Quadrupedal animals traveling on arboreal supports change aspects of locomotion to avoid slipping and falls. This study compares locomotor biomechanics in two small mammals: first, the gray short-tailed opossum (Monodelphis domestica) predominantly trots, which is a symmetrical gait. The second species, the Siberian chipmunk (Tamias sibiricus), primarily bounds or half-bounds. Trotting and bounding differ fundamentally in three aspects: location and timing of hand and foot placement; in the way that the trunk bends (trotting, mediolateral bending; bounding, flexion, and extension); and in the dynamics of the center of mass. Both species ran on a flat track and a 2 cm diameter cylindrical track, instrumented with a force plate or pole.

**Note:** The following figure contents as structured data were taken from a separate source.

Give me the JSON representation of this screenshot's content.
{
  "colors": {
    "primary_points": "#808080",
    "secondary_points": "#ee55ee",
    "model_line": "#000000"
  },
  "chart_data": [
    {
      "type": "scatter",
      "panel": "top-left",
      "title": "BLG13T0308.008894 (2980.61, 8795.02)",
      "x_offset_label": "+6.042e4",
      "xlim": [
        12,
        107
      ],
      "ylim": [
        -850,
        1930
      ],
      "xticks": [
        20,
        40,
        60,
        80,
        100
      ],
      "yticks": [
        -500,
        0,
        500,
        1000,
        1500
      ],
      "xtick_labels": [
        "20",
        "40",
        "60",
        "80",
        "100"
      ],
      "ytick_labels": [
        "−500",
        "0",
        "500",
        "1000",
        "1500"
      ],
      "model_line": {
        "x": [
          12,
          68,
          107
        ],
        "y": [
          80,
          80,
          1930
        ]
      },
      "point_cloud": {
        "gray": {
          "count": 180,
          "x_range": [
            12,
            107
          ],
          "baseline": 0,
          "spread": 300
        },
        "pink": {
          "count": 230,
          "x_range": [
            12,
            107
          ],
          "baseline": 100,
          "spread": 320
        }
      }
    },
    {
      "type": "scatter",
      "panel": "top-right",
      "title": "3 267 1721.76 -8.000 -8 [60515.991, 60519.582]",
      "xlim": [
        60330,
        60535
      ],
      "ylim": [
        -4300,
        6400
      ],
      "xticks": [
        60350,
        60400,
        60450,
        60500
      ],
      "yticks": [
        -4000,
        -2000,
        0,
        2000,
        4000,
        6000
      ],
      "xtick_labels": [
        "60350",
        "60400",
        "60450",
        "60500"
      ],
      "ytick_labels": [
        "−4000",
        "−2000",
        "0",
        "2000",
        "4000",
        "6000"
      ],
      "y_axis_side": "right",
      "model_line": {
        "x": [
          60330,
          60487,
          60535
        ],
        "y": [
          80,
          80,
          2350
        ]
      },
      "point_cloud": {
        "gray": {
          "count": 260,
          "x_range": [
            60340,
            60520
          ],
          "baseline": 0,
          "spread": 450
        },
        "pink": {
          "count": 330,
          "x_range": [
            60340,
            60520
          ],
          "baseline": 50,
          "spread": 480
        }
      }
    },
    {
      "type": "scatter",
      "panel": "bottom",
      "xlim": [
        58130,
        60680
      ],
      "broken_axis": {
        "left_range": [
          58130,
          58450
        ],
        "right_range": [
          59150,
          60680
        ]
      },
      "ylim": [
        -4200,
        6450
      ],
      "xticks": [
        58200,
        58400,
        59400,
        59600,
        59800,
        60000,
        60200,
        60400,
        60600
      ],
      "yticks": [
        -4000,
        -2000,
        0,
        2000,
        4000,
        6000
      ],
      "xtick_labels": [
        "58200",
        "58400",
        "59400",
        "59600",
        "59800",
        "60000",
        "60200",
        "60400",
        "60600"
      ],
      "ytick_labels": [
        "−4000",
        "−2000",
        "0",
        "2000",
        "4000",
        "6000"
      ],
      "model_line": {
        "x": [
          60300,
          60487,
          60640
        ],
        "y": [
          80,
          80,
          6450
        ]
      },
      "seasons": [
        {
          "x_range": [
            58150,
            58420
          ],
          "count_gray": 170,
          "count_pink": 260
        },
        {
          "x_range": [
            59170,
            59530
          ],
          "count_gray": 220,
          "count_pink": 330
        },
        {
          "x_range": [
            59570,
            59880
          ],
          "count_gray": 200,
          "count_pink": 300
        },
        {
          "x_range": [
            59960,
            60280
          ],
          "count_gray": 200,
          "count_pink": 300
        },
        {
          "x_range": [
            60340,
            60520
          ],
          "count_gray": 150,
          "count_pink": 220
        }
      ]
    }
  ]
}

For bounding chipmunks, the force pole was modified to measure force only on the right side. We measured speed, duty factor, and force, and calculated vertical, braking, propulsive, and net mediolateral impulses. Vertical and fore-aft impulses were different between trotting opossums and bounding chipmunks, but between trackway types, these impulses were similar within each species. The modifications used by each species to travel on arboreal supports were similar, except in one important respect. Net mediolateral impulse in opossums changed from laterally directed on the flat trackway to medial on the arboreal. But in chipmunks, these impulses on the flat track were medially-directed, and on the arboreal track, the amount of variability was substantially greater. We conclude that chipmunks—and perhaps any bounding animal—are less consistent from stride to stride in their locomotion. This inconsistency requires constant medial and lateral impulses to correct their trajectory when traveling on arboreal surfaces.